Novos caminhos para a difusão de conceitos, debates e opiniões relacionados a inovação em medicamentos da biodiversidade também foram construídos através da organização do canal RedesFito no Youtube. Entre vários, destaca-se o programa RedesFito Convida que desde 2020 já gravou 18 episódios abordando os temas: Farmácias vivas experiências de sucesso; Conhecimento tradicional frente a COVID-19; Saúde e Agroecologia; Principais ações para a inovação e biodiversidade em 2021; Bioprospecção; Panorama da formação em fitoterapia no Brasil; Sociedade Brasileira de Plantas Medicinais; Fitoprodutos da sociobiodiversidade do Amazonas; Panorama da fitoterapia em Minas Gerais; Propriedade intelectual na inovação em medicamentos da biodiversidade; A importância dos Herbários na conservação da biodiversidade e Inovação; Cannabis inovação e saúde; Lançamento da plataforma InovafitoBrasil; Papel da Embrapa na inovação em fitomedicamentos no Brasi; Banco de dados online de plantas medicinais; Projeto Farmacopeia Mari'ká; Plantas do cerrado: Fitoprodutos e fitoterápicos; Fitoterapia - da tradição, do popular e do SUS.

Os episódios do programa RedesFito Convida reúnem, em rodas de conversa, especialistas representativos da academia, do terceiro setor, do governo, do conhecimento tradicional, de empresas e assim por diante, sempre atualizando, esclarecendo e apontando perspectivas. Os debates ainda respondem perguntas que vem de todo Brasil a respeito dos conteúdos[16]. Por fim, este programa, visto como um repositório, vem sendo utilizado como base de dados na elaboração de pesquisa acadêmica como pode ser visto em “Uma narrativa da inovação em medicamentos da biodiversidade a partir de registros das RedesFito”[17].
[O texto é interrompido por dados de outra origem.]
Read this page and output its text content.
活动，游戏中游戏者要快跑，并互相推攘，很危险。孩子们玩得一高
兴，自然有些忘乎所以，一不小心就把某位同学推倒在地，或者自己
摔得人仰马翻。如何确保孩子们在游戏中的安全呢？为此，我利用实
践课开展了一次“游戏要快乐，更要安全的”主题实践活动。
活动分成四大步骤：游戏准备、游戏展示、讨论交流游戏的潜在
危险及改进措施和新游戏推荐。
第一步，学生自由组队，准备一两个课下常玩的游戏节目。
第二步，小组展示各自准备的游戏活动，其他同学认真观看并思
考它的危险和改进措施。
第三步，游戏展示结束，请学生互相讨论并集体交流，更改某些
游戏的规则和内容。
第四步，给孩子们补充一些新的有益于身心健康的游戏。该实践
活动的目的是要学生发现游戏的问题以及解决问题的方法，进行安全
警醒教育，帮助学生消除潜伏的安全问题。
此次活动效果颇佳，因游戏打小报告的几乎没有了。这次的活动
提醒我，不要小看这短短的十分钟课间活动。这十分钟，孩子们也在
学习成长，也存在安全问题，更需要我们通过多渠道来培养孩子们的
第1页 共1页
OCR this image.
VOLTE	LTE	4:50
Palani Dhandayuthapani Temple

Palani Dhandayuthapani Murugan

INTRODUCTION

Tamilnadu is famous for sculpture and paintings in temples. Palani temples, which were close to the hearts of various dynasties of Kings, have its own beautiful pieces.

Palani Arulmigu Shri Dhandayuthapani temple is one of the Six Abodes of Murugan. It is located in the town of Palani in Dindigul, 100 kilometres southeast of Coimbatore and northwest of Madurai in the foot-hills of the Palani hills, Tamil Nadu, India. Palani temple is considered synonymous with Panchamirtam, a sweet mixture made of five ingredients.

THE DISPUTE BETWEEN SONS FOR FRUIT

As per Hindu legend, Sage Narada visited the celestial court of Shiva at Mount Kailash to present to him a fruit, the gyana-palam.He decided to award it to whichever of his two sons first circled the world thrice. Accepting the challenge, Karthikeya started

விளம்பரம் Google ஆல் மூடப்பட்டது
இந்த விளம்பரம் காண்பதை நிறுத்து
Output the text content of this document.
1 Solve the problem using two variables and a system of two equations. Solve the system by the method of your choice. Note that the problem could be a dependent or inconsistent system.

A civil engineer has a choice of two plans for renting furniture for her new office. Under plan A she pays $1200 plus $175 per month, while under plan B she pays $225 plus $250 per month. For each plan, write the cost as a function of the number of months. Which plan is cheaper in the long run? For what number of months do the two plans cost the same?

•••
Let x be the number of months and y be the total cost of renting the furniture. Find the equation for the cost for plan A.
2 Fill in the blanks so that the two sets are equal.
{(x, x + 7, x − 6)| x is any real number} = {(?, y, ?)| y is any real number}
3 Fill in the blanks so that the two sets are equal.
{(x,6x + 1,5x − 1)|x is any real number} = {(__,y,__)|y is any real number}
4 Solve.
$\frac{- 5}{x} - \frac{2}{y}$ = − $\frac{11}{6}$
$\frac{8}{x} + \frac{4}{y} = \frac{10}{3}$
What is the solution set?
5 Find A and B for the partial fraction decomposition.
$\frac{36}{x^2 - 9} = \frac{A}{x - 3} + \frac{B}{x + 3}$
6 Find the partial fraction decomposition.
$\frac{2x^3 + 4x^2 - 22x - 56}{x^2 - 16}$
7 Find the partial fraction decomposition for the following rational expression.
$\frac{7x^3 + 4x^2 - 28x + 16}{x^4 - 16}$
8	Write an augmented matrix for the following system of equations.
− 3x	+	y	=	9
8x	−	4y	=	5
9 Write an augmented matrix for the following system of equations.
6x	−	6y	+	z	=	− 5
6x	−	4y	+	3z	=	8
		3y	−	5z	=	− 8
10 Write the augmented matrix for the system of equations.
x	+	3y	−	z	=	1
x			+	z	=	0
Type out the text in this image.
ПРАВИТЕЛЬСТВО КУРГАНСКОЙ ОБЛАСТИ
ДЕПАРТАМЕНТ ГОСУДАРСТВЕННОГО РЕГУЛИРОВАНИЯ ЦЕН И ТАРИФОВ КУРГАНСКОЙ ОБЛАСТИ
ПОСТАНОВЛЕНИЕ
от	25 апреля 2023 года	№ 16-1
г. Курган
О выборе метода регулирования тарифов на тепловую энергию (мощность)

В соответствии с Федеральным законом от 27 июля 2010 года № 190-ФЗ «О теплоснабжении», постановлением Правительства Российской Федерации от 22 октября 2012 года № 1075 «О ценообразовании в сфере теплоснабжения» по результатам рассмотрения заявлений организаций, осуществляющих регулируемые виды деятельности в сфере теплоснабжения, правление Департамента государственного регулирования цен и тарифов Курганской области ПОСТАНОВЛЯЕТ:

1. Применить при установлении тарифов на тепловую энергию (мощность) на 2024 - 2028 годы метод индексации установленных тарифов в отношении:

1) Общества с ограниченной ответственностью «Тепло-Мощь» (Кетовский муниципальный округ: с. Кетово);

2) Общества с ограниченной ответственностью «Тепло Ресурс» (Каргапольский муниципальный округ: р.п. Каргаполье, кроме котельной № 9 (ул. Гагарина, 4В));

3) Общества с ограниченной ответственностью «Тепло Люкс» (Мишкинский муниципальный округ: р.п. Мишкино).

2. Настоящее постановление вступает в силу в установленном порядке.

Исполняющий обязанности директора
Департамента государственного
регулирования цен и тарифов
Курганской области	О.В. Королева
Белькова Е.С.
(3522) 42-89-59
Ao longo desses anos as RedesFito se adaptaram aos diversos cenários e conjunturas políticas, muitas vezes adversos, de poucos recursos, e até mesmo de negação da ciência e tecnologia, negação da inovação em medicamentos da biodiversidade. Através da utilização dos caminhos oferecidos pelas tecnologias de comunicação nosso trabalho assumiu novos formatos, permitindo que resistisse, migrando de uma estrutura rígida, acadêmica e vertical, constituída por conselhos gestores de arranjos nos principais biomas, para uma estrutura horizontal de rede, onde seus núcleos passaram a ter o protagonismo e de fato representar as RedesFito nos diversos territórios. Esta nova estrutura, mais colaborativa e descentralizada, facilitou o compartilhamento de informações e a gestão de recursos. As RedesFito contam atualmente com cerca de 5.800 pessoas cadastradas, das quais cerca de 400 atuam em ações voluntárias locais, compondo os AEPLs, elaborando e executando projetos estruturantes da inovação em medicamentos da biodiversidade.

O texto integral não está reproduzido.